Kolundu Nthiw’a v Beth Kithome [2017] KEELC 3334 (KLR) | Setting Aside Ex Parte Judgment | Esheria

Kolundu Nthiw’a v Beth Kithome [2017] KEELC 3334 (KLR)

Full Case Text

REPUBLIC OF KENYA

IN THE ENVIRONMENT AND LAND COURT AT MACHAKOS

CIVIL SUIT NO. 312 OF 2012

KOLUNDU NTHIW’A…………………..PLAINTIFF/RESPONDENT

VERSUS

BETH KITHOME ………………………DEFENDANT/APPLICANT

RULING

1. In the Application dated 10th May, 2016, the Defendant is seeking for the following orders:

a. That this Honourable Court be pleased to set aside its Judgment and Decree delivered on 16th December, 2014 and allow the Defendant to proceed with the hearing of its case.

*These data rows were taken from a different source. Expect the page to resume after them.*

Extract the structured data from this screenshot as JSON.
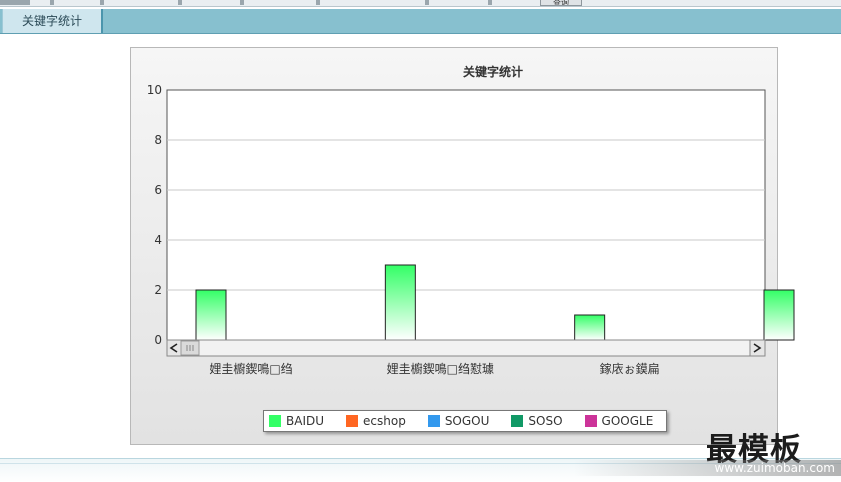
{
  "tab": {
    "label": "关键字统计"
  },
  "toolbar": {
    "query_label": "查询"
  },
  "colors": {
    "bar_top": "#33ff66",
    "bar_bottom": "#ffffff",
    "tabbar": "#87c0cf"
  },
  "chart_data": {
    "type": "bar",
    "title": "关键字统计",
    "categories": [
      "娌圭櫥鍥鳴□绉",
      "娌圭櫥鍥鳴□绉懟璩",
      "鎵庡ぉ鏌扁",
      ""
    ],
    "series": [
      {
        "name": "BAIDU",
        "color": "#33ff66",
        "values": [
          2,
          3,
          1,
          2
        ]
      },
      {
        "name": "ecshop",
        "color": "#ff6622",
        "values": [
          0,
          0,
          0,
          0
        ]
      },
      {
        "name": "SOGOU",
        "color": "#3399ee",
        "values": [
          0,
          0,
          0,
          0
        ]
      },
      {
        "name": "SOSO",
        "color": "#119966",
        "values": [
          0,
          0,
          0,
          0
        ]
      },
      {
        "name": "GOOGLE",
        "color": "#cc3399",
        "values": [
          0,
          0,
          0,
          0
        ]
      }
    ],
    "yticks": [
      0,
      2,
      4,
      6,
      8,
      10
    ],
    "ylim": [
      0,
      10
    ],
    "grid": true,
    "legend": "bottom",
    "scrollbar": true
  },
  "watermark": {
    "text": "最模板",
    "url": "www.zuimoban.com"
  }
}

b. That the costs of the Application be in the cause.

2. The Application is premised on the grounds that the hearing proceeded ex-parte and judgment was delivered; that his former advocate was negligent in handling the matter and that as a result of the orders that were granted, the Plaintiff has invaded the Defendant’s farm.

3. The Defendant has deponed that the failure to attend the hearing of the Application was neither calculated nor intentional; that the Application should be allowed ex dibito-justitieand that the Plaintiff can be compensated by way of damages.

4. In response, the Plaintiff deponed that he filed the suit to preserve the suit property which was the subject of Appeal No. 226 of 1998 to the Minister by the Respondent.

5. According to the Plaintiff, the appeal that was pending before the Minister was heard and determined and that the order of the court has now been overtaken by events.

6. In the Supplementary Affidavits, the clan elders of the Atanga clan deponed that it is the role of the Kamba elders to assist in the sub-division of land in case there is a dispute.

7. The advocates filed their respective submissions which I have considered.

8. The record shows that when the Plaintiff’s Application dated 28th November, 2014 came up for hearing on 16th December, 2014, the Defendant’s advocate was not in court.

9. The Application was heard and determined in the absence of the Defendant’s advocate.

10. The Affidavit of Service shows that the Defendant’s advocate was served with the said Application, the order of the court and the hearing notice on 10th December, 2014.

11. The Defendant has not stated why his advocate was not in court on 16th December, 2014 when the Plaintiff’s Application was heard. Considering that no reason has been given why the Defendant or his advocate were not in court on 16th December, 2014, I find and hold that the Defendant’s Application has no basis at all.

12. In any event, the injunctive order that was granted by the court in respect of the suit property has since served its purpose.

13. I say so because the Minister, vide his decision in Land Appeal Case No. 226 of 1998, found that it is the Plaintiff who should continue occupying and using the suit property.

14. It is for those reasons that I find the Defendant’s Application dated 10th May, 2016 to be unmeritorious.

15. I therefore dismiss the Application dated 10th May, 2016 with costs.

DATED AND DELIVERED AT MACHAKOS THIS 24THDAY OF MARCH, 2017.